According to the Law on Credit Institutions, which took effect on January 1, 2011, a foreign bank branch or a locally incorporated foreign bank is not allowed to provide a loan exceeding 15 per cent of its own equity for a single borrower.
“This is a very big issue. The lending limit means that we cannot borrow much money from foreign bank branches in Vietnam,” said the source, who declined to be named.
Formosa Plastics Group in 2008 registered to build a 7.5 million tonne steel factory and a deep-seaport. However, the source said the price tag had ballooned to $10 billion. The group, at the end of 2010, revealed that it had planned to increase total annual output capacity to 22 million tonnes.

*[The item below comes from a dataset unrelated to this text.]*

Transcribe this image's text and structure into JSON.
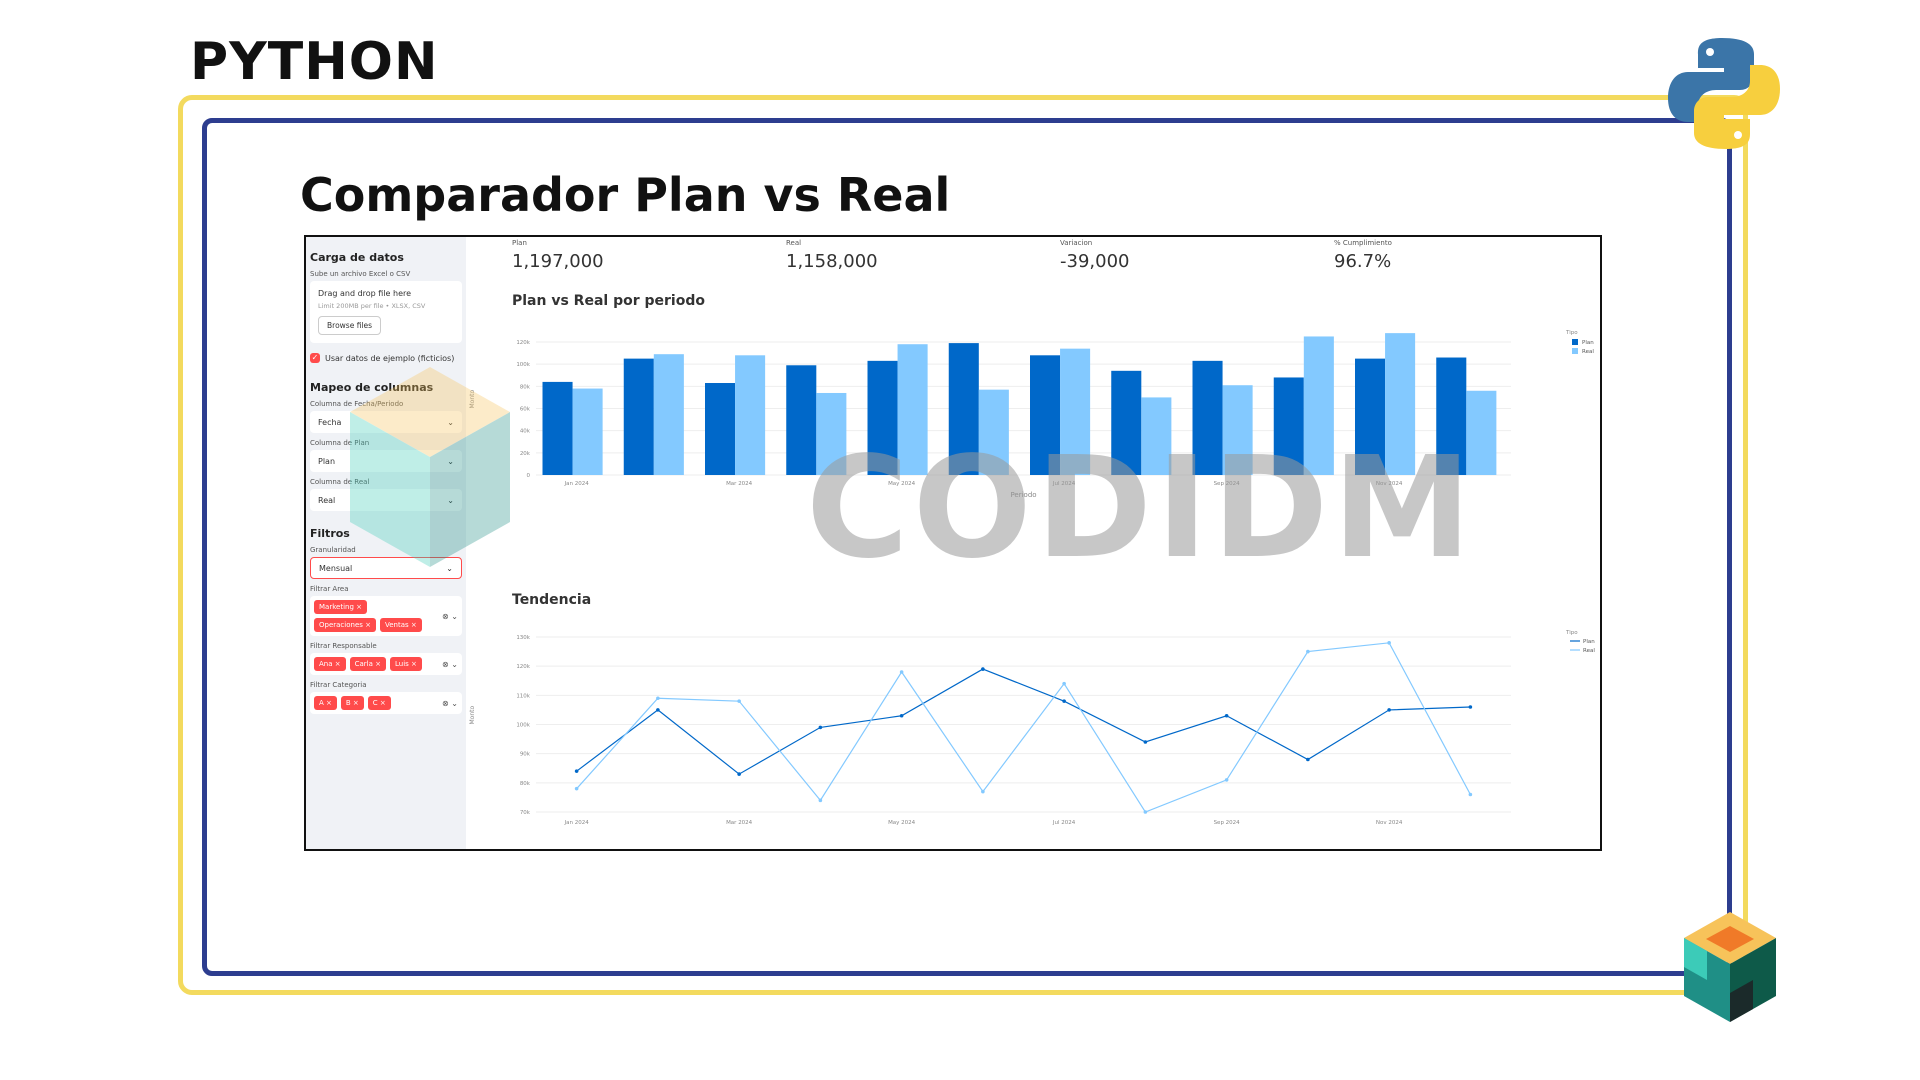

The investor is constructing the first phase which includes a 14-berth Son Duong port, a hotel for workers, office buildings and a 427-room guest house. It plans to put the project into operation at the end of 2015. “We are now using our own capital for the construction. But we need to mobilise $3 billion from a foreign bank outside Vietnam and $3 billion from foreign bank branches in Vietnam,” the source said.
Formosa also faces water supply problems. According to Ha Tinh People’s Committee, water supplied to this steel factory will come from a Rao Tro reservoir project, which broke ground in January. The committee plans to complete this project in June 2014. However, construction has been slow, raising concerns it will not be put into operation once Formosa completes the factory.